Book Description
What is the Edinburgh Fringe? Who goes there? Why? How? What safety equipment should you take? Every year, millions of pounds is spent at the world's largest arts festival. Careers are started, destroyed and prolonged. A lot of alcohol is drunk. And yet no-one has ever written a definitive book explaining how it all works and how precisely to deal with it.
Until now.
Fringe examines the Edinburgh Fringe from every angle you can imagine, as well as lots of angles you cant. Whether you are planning your own show or just trying to decide which version of Macbeth to see (as a rule of thumb, generally the one with naked lesbian witches), the book provides a lively and entertaining tour through the dark work-house underbelly of UK theatre, answering such questions as:
is it worth paying attention to any reviews I read?
is it worth paying attention to any reviews I write?

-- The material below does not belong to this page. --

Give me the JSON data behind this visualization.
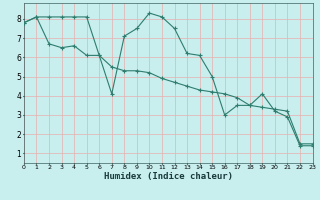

how can I keep fit during the Fringe?
where can I get hold of a glitterball at short notice?
how do I get a homoerotic massage after midnight?
what do I do in the final week, with a permanent hangover and my eyes glued together?
Written by actual Fringe performers, Fringe is the ideal book for everyone interested in the annual boil on the face of Scotland's capital. Although they do go on about themselves a bit.
Excerpted from The Edinburgh Fringe Festival by J. Lark, J. Aylett. Copyright © 2006. Reprinted by permission. All rights reserved.
Imagine the scene: it is warm and sunny. The vista of a cobbled, Scottish street, walled on each side by historic buildings, stretches out before you, the bright blue of the sea glistening on the horizon. Wherever you look you see people dressed as Shakespearean characters, or animals, aliens, famous people, dead people, completely naked people
and all of them dancing, singing and acting their hearts out, clambering over any available bollards, bins or podiums to make themselves seen.
They serenade you with their performances; they attend to you, showering you with flyers, special offers and gifts, spreading their joy and happiness without repression or resentment. A few metres away Henry V is addressing the masses; a group with a guitar sing a song about the podium they are standing on; and a stall is giving away free samples of a chocolate liqueur.
You realise you have entered a fairyland.
Two weeks later you are living in a nightmare.